Lebanon hopes to expand Turkey free trade pact

Lebanon’s Prime Minister Saad Hariri said Thursday he hoped to expand a new free trade agreement with Turkey, Syria and Jordan across the Arab world, as Ankara’s premier wrapped up a visit to Beirut.



"We aspire to expand (these steps) to more Arab states," Hariri said at a conference organised by the Union of Arab Banks in the Lebanese capital. "We hope that the free trade zone will be an introduction to the liberalisation of trade services between Lebanon and Turkey," he added. Turkish Prime Minister Recep Tayyip Erdogan on Thursday is set to end a two-day official visit to Lebanon with a trip to the country's south. His visit comes at a time when Lebanon is wrought with tension and Ankara seeks to emerge as a central mediator in the Middle East. Hariri and Erdogan signed the trade agreement Wednesday, sealing a pact reached earlier this year on a free trade zone that would encompass Lebanon, Turkey, Jordan and Syria. The two premiers also agreed to the progressive elimination of tariffs from the import and export of industrial products between Lebanon and Turkey.
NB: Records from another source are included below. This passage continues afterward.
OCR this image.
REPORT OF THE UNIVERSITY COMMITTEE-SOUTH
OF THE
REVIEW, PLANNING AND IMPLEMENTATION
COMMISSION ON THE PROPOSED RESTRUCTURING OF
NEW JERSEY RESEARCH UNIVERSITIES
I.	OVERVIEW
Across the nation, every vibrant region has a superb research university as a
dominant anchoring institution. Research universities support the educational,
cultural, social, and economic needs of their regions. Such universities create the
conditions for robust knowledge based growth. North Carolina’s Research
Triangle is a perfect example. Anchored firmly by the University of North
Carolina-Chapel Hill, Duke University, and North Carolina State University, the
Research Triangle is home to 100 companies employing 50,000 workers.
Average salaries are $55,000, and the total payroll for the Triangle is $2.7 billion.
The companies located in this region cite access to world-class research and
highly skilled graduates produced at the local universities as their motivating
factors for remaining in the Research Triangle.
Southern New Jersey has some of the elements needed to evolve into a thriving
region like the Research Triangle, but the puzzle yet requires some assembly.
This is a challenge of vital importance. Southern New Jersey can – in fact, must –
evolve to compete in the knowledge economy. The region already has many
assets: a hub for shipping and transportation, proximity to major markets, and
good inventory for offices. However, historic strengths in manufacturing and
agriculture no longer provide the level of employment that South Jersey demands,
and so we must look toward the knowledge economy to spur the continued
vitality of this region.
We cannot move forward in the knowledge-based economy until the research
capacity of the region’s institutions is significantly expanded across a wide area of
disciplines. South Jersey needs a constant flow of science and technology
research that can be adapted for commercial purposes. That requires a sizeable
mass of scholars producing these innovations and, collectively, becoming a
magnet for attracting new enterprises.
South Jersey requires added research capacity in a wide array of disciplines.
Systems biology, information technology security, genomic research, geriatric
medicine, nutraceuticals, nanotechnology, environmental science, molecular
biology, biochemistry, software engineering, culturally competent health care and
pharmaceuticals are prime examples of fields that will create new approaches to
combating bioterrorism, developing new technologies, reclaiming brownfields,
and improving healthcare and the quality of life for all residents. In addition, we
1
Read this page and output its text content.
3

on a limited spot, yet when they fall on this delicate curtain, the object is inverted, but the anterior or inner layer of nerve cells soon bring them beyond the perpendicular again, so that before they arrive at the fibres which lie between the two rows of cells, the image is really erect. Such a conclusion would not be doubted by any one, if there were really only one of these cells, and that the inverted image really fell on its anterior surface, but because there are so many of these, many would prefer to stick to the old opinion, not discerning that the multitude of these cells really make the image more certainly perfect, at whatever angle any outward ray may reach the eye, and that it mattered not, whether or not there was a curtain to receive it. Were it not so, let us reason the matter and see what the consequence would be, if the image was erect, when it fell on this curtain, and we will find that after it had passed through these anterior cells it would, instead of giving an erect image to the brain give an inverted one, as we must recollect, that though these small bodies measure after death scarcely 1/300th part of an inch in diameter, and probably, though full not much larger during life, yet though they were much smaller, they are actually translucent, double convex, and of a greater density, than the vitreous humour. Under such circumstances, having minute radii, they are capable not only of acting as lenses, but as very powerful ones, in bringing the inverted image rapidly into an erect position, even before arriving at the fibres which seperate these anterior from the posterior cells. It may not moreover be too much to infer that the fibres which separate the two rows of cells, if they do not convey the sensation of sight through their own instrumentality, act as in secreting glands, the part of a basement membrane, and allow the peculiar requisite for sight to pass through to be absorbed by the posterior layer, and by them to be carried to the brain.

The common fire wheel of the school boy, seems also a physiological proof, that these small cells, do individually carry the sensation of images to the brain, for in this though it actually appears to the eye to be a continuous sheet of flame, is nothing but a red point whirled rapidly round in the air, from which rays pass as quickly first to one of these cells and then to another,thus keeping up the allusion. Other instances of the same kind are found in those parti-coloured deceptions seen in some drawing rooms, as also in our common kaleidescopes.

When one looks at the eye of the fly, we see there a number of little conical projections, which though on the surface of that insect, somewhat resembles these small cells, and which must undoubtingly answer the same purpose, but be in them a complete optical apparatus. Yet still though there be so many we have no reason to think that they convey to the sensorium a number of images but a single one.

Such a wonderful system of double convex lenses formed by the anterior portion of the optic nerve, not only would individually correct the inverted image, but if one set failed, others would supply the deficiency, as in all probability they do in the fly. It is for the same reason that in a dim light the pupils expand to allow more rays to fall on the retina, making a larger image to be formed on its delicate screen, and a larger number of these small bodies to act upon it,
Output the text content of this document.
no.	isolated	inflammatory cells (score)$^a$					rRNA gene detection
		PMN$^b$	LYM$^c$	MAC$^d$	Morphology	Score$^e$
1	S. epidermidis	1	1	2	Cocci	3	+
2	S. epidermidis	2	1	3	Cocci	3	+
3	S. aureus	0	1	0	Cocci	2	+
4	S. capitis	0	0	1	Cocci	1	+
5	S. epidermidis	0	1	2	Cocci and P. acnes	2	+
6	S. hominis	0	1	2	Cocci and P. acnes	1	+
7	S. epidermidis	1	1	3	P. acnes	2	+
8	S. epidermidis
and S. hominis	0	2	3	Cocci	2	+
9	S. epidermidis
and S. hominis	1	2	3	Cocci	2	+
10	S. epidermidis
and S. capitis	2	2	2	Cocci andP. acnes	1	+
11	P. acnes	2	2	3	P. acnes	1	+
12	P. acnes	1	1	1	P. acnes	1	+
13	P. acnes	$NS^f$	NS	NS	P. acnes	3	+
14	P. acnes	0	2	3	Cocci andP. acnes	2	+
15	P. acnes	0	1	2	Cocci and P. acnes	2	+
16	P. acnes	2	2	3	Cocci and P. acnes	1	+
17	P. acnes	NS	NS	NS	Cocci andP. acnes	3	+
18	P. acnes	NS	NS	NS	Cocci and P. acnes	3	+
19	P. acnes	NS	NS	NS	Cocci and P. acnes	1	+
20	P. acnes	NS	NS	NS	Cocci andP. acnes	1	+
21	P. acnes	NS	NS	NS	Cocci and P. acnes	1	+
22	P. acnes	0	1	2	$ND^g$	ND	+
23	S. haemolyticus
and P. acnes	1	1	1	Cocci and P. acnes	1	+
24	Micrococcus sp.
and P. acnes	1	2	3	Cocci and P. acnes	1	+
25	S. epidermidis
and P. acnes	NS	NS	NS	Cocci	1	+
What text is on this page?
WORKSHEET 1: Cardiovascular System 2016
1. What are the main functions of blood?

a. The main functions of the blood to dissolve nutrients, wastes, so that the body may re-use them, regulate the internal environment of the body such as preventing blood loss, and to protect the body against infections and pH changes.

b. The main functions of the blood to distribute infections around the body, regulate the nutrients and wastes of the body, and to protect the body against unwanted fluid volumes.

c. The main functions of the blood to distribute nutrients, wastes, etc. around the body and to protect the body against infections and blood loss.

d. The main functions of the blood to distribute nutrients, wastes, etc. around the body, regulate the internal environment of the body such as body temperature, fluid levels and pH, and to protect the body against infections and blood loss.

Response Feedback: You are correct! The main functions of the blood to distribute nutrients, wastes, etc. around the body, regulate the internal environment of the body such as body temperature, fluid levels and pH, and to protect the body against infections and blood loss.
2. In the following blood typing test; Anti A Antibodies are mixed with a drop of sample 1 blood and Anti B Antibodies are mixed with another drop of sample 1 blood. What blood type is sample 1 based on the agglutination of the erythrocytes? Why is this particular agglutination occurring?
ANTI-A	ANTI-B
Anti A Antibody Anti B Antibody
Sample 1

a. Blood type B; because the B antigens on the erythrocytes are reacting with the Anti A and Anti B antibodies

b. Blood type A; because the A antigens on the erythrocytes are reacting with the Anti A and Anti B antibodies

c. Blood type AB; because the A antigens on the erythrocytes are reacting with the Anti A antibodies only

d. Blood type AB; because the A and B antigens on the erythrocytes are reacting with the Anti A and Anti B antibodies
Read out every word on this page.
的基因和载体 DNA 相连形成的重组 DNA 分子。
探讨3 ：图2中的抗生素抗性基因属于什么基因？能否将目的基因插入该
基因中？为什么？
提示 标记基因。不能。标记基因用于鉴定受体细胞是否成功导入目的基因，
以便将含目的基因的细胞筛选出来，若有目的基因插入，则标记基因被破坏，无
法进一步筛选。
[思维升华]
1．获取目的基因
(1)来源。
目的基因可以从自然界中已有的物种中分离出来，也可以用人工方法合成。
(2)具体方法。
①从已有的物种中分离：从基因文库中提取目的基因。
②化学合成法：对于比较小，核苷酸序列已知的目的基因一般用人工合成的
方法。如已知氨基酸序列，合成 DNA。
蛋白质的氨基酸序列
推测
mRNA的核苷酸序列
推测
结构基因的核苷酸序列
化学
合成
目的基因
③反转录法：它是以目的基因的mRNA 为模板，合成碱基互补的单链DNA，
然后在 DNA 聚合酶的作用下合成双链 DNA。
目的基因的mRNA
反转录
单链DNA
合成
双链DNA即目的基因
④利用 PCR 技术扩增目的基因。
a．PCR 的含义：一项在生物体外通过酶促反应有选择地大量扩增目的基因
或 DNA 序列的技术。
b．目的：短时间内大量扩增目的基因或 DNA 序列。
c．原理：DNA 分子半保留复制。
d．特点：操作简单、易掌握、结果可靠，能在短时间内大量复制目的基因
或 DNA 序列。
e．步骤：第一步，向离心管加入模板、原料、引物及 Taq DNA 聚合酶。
Erdogan's visit comes as Hariri is locked in a standoff with Hezbollah over a UN-backed court probing the 2005 murder of his father, ex-premier Rafiq Hariri. The Special Tribunal for Lebanon is expected to implicate Hezbollah operatives in assassination, a move the militant group's leader Hassan Nasrallah has warned against. Lebanon imports some 350 million dollars (262.8 million euros) worth of goods from Turkey annually, mainly dried foods and grains, and exports approximately 100 million dollars (75 million euros) worth of goods to Ankara, mainly scrap metals and raw goods.